2, CROSS STREET (See details for further address information) is a Grade II listed building in the North Lincolnshire local planning authority area, England. Terrace of houses and shops.

2, CROSS STREET (See details for further address information)

WRENN ID
quartered-courtyard-jackdaw
Grade
II
Local Planning Authority
North Lincolnshire
Country
England
Type
Terrace of houses and shops
Source
Historic England listing

Description

Terrace of houses and shops on a corner site at the junction of High Street and Cross Street. Mid 19th century in date, with shop fronts added or remodelled in the late 19th and early 20th centuries. The building is constructed in red brick with a Welsh slate roof and rises to three storeys. It forms an L-shaped double-depth plan with eight bays to the east-facing High Street front and four bays to the north-facing Cross Street front.

The most notable architectural feature is the Art Nouveau-style draper's shopfront occupying the north-east corner, with its main entrance positioned at the rounded angle.
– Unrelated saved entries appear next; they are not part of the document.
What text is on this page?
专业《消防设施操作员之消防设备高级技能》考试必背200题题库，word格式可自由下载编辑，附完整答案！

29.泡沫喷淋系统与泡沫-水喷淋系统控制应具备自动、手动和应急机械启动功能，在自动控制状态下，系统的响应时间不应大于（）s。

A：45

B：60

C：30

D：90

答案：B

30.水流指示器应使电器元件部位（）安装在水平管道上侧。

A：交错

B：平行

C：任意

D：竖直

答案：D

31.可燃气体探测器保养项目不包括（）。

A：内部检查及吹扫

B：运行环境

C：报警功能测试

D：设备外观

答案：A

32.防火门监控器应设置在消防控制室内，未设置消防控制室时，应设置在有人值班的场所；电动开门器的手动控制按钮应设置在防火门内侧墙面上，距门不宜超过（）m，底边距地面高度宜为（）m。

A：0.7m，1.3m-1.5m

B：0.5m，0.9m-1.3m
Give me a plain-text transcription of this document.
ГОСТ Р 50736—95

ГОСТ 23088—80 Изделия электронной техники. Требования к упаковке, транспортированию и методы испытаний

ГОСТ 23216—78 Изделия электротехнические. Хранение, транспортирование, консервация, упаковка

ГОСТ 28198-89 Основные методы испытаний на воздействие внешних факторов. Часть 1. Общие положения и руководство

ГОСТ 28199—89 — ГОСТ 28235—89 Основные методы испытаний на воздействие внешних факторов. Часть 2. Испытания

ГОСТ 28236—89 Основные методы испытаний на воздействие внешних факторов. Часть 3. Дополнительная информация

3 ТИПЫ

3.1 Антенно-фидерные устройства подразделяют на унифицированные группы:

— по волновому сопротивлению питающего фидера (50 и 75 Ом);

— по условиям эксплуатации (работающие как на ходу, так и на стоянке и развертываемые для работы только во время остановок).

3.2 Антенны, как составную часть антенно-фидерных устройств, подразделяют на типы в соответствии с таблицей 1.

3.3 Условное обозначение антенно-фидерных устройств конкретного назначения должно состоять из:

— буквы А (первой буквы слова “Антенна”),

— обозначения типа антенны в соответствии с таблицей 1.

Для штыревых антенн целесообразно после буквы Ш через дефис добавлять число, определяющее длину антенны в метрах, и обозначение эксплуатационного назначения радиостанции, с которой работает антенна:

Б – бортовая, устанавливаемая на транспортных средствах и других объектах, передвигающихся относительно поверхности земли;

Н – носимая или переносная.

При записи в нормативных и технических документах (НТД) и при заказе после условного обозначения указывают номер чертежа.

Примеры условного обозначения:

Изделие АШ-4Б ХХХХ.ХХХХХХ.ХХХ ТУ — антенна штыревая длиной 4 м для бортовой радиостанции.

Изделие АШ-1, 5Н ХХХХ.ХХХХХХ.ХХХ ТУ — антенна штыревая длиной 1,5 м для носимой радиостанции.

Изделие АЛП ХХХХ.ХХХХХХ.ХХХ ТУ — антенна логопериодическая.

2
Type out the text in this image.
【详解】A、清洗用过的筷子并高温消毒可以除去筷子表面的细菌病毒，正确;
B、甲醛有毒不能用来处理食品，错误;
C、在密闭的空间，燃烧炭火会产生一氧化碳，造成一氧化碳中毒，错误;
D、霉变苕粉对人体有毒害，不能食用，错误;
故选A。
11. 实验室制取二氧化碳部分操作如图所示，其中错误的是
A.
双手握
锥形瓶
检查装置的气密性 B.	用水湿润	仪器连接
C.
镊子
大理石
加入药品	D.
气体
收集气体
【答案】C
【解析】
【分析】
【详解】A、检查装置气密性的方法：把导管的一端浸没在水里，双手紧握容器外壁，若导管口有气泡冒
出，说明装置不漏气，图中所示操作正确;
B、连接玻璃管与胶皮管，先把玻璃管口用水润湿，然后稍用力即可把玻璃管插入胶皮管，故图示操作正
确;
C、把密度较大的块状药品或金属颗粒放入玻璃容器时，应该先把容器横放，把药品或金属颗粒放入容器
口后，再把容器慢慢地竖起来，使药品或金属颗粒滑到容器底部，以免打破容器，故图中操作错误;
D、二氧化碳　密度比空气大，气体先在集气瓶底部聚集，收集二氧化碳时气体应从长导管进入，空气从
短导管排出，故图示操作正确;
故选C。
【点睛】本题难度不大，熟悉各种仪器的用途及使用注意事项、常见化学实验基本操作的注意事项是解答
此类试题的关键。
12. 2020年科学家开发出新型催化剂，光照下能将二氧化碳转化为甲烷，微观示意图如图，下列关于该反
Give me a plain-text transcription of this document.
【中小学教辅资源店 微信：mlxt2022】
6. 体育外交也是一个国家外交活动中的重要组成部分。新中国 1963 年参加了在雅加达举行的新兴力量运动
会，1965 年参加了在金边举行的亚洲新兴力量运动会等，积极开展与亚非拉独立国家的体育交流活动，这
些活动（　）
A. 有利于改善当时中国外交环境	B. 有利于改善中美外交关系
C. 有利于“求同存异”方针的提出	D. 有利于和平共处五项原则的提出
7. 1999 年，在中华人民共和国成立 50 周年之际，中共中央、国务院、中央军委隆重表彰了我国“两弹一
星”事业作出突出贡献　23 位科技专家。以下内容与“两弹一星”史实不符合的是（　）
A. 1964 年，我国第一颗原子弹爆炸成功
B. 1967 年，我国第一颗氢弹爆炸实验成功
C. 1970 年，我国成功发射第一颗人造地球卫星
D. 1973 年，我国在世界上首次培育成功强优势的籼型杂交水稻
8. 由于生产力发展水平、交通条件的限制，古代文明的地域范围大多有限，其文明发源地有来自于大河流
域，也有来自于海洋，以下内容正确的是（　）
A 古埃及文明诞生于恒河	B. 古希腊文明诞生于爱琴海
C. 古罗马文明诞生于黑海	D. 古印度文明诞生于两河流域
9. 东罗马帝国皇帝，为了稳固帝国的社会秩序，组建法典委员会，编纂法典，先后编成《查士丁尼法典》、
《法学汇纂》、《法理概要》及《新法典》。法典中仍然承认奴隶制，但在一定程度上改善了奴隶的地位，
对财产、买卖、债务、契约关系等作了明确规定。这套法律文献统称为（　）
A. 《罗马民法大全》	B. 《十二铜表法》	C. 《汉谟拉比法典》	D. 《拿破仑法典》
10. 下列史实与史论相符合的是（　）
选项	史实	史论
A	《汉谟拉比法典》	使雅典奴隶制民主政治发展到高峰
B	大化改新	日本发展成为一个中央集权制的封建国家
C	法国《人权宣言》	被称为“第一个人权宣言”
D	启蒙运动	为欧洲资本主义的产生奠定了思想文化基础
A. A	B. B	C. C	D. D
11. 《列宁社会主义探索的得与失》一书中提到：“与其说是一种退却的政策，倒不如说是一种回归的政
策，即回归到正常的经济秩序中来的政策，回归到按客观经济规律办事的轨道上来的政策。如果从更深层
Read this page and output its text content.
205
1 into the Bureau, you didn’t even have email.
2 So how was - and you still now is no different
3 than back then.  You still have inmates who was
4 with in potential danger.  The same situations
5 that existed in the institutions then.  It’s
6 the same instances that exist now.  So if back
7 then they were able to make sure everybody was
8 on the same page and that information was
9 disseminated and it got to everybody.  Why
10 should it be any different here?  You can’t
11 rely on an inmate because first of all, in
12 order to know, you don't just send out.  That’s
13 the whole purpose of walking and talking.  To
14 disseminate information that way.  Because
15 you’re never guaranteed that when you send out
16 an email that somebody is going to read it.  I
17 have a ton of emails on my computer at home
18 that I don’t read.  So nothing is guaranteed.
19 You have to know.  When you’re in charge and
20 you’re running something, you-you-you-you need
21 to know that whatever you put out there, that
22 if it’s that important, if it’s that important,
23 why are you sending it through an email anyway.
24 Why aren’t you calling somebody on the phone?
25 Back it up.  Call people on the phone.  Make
A single square column marks this corner, beneath which sits a recessed part-glazed door featuring a single segmental-headed pane over a fielded panel. Above the door is a dentilled bowed lintel and plain overlight. The shop windows flanking the corner entrance contain large full-height plate-glass panes – three lights to the Cross Street side and seven to the High Street side – with the individual lights divided by slender wooden shafts with shaped bases and capitals, and reeded upper sections carrying graceful interlaced glazing bars. A splayed-out frieze above originally carried carved lettering (now largely obscured by a 20th-century name board), and below sits a moulded cornice and shallow hood.

The High Street entrance to the left end of the draper's shopfront has a similar recessed plate-glass fielded-panel door with a dentilled bowed lintel and overlight. The right end of the Cross Street shop front is marked by a late 19th-century pilaster with ribbed panel and ribbed console featuring roundel ornament. Adjacent to the draper's shop along High Street is a further shop front with similar pilasters, consoles and splayed frieze, a recessed door with a single basket-arched pane over fielded panel beneath a moulded lintel and ventilator, and a two-light plate-glass shop window above a fielded-panel apron, with slender shafts and responds carrying carved Corinthian capitals and foliate spandrels with pendant drops.

To the left along High Street is a through carriage entrance with rounded angles beneath a timber lintel. The ground floor of No. 5 has been unsympathetically infilled in the 20th century with a board door and a pair of casements below a boarded frieze marking the position of a former shop front. The far left shop front, serving No. 11, retains a recessed 19th-century half-glazed panelled door and a later single-pane shop window in a 19th-century surround with foliate consoles, frieze, cornice and hood.

On the Cross Street front, an entrance adjoining the draper's shopfront has a doorcase with consoles, cornice and hood, with a panelled door beneath a moulded lintel and plain overlight. Further to the right is a round-headed passage entrance with a board door beneath a boarded panel and rubbed-brick arch. Between the two entrances is a late 19th-century four-pane sash window with a painted stone sill and cambered wedge lintel. The first floor has similar four-pane sashes, while the second floor retains original unequal nine-pane sashes, except where replaced by 20th-century casements on the High Street bays 2 and 3 and the Cross Street second-floor right bay. All windows are set in original surrounds with sills and cambered wedge lintels. The building is finished with a moulded wooden eaves board. The roof features a rounded hip at the corner, and has corniced axial stacks and an end stack to the south.

The rear elevation has twelve-pane first-floor sashes and nine-pane second-floor sashes.

The interior of the draper's shop contains cast-iron columns and a staircase with a moulded handrail, turned balusters and newel post, though the interior has not been fully investigated.